The stylized edit of the Pledge of Allegiance, called “THE NEW PLEDGE,” reads:
“I pledge allegiance to, and wrap myself in, the flag of the United States Against Anything Un-American and to the Republicans for which it stands, two nations, under Jesus, rich against poor, with curtailed liberty and justice for all, except blacks, homosexuals, women who want abortions, Communists, welfare queens, treehuggers, feminazis, illegal immigrants, children of illegal immigrants, and you if you don’t watch your step.”
“This was an attempt to propagandize an entire classroom of young adults,” Farr, a meteorology major, told Campus Reform.
Campus Reform also interviewed Angeletti. He was unapologetic.
“We’re very racist. We’re very repressive. We’re very Christian-oriented. We don’t tolerate other kinds of thinking in this country,” the professor told Campus Reform.
Farr noted that Angeletti made no attempt to give any other perspective on the pledge in class. The freshman also claims that the professor belligerently stifled any debate about the mandatory recitation.
Angeletti said he believes the anti-American views he forces on students are beneficial to them.

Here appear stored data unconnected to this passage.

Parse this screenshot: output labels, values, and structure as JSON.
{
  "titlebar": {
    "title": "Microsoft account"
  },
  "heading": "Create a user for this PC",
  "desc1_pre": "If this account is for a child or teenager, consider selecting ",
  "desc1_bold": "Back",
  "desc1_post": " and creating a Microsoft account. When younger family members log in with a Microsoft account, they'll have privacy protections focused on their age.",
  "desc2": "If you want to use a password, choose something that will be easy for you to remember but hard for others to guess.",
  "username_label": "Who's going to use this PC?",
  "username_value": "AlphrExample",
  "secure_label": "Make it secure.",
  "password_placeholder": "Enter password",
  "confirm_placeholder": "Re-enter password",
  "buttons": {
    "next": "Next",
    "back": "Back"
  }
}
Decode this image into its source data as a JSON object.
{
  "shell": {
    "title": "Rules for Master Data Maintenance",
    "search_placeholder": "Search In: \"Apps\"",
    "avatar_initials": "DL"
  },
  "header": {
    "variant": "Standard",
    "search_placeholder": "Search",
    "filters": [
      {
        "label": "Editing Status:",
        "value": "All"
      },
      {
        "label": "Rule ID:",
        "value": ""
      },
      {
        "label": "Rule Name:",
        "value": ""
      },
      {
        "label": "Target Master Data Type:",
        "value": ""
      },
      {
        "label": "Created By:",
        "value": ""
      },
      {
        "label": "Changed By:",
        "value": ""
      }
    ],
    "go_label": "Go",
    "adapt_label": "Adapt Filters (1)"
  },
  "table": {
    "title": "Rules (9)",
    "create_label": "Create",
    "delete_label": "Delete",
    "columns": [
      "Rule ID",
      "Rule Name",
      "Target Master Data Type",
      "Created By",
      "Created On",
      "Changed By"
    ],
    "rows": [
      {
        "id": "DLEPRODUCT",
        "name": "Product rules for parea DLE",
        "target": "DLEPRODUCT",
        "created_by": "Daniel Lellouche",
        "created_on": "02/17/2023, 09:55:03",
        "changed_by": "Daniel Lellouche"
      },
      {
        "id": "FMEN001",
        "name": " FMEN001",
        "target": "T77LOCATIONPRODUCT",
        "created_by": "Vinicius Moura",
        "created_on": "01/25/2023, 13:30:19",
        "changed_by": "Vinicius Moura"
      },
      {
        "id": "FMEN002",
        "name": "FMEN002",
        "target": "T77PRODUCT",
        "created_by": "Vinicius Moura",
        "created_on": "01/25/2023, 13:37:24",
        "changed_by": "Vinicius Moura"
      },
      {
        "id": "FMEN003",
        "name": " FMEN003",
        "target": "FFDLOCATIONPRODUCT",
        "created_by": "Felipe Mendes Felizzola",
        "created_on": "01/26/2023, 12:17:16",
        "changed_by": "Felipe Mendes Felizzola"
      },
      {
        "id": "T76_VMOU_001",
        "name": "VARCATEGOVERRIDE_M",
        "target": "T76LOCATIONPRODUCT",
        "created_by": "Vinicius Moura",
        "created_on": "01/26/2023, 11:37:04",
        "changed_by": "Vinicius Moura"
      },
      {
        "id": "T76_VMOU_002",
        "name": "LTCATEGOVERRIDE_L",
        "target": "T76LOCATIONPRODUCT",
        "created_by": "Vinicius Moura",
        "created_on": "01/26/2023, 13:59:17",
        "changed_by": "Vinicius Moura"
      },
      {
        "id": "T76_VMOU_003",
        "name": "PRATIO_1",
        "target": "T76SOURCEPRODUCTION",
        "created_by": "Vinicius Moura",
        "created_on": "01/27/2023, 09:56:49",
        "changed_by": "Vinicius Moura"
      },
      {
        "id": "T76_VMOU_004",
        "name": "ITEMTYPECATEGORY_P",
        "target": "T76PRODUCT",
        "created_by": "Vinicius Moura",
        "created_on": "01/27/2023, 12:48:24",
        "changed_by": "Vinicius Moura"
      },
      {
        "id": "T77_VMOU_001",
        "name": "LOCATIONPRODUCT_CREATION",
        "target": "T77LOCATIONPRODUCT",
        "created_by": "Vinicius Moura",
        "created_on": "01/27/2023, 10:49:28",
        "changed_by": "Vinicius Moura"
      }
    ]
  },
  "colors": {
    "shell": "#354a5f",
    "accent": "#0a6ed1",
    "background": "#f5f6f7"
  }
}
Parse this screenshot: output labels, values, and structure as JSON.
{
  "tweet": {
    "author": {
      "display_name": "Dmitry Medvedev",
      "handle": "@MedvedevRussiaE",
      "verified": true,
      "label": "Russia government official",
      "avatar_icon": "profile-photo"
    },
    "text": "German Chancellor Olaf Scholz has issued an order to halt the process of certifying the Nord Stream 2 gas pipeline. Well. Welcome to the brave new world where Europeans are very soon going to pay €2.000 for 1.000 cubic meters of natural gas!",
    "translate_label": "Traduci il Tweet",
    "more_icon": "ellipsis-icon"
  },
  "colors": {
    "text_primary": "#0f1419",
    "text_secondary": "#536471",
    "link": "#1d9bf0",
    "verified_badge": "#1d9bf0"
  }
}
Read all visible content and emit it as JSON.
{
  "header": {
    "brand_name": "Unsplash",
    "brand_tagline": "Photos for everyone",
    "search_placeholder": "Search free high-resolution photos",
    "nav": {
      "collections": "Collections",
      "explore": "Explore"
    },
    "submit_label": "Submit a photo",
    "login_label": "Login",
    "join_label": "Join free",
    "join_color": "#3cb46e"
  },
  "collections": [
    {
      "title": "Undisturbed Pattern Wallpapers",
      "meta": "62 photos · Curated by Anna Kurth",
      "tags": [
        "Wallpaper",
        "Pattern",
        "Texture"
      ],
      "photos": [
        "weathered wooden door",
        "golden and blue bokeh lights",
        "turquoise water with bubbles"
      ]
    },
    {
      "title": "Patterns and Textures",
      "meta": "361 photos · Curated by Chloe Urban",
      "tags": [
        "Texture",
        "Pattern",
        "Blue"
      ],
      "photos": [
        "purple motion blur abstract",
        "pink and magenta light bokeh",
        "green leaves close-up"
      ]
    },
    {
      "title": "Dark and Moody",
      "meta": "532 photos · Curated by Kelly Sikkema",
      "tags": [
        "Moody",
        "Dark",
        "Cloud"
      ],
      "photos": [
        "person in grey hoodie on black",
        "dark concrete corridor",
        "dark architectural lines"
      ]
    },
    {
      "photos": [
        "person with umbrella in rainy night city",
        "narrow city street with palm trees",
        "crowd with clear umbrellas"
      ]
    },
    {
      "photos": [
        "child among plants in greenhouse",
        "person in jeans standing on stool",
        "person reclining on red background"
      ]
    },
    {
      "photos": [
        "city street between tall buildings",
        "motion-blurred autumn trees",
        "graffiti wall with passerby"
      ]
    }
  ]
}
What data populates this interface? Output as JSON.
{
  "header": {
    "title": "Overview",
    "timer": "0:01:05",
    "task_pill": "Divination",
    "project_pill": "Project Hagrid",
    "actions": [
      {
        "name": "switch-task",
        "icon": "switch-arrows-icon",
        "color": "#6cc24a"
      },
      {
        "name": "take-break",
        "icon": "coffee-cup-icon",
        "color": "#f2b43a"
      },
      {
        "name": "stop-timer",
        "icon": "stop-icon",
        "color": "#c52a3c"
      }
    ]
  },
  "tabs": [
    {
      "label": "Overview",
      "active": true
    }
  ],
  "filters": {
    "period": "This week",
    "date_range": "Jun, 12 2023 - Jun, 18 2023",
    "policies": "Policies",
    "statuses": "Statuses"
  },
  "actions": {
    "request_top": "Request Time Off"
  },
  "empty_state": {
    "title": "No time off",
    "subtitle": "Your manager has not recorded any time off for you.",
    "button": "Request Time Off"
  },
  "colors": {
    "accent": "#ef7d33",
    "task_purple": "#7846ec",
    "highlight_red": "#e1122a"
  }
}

“I could go on and on — and do — in my classes for hours about things that we need to do to make this a better country,” he told Campus Reform.
“We are scared to death of anything un-American,” he added.
The professor also expressed scorn for “family values people.”
Outside of the bizarro restatement of the Pledge of Allegiance for which he is now temporarily infamous, Angeletti has little in the way of a professional footprint except for teaching at an essentially open-admission regional university.
A February 2010 story in the Metro State student newspaper features a photo of the Wilford Brimley-mustached professor and calls him “a self-proclaimed cynic, socialist, atheist and number-one admirer of the late Howard Zinn.”
The story notes that he has taught at the school since the Carter administration.
A Google preview of a biography of Zinn, a shallow socialist writer panned even by most serious socialists, quotes Angeletti for the proposition that Zinn was “truly revolutionary” and “groundbreaking.”
At Rate My Professors, many students laud Angeletti for his “super easy” coursework. “NO WORK, NO QUIZZES,” they cheer.
Some students promise that Angeletti “will encourage you to become an independent thinker.”
Others say the radical professor gives “irrelevant” lectures and “assumes that every student is ignorant in terms of social inequalities.”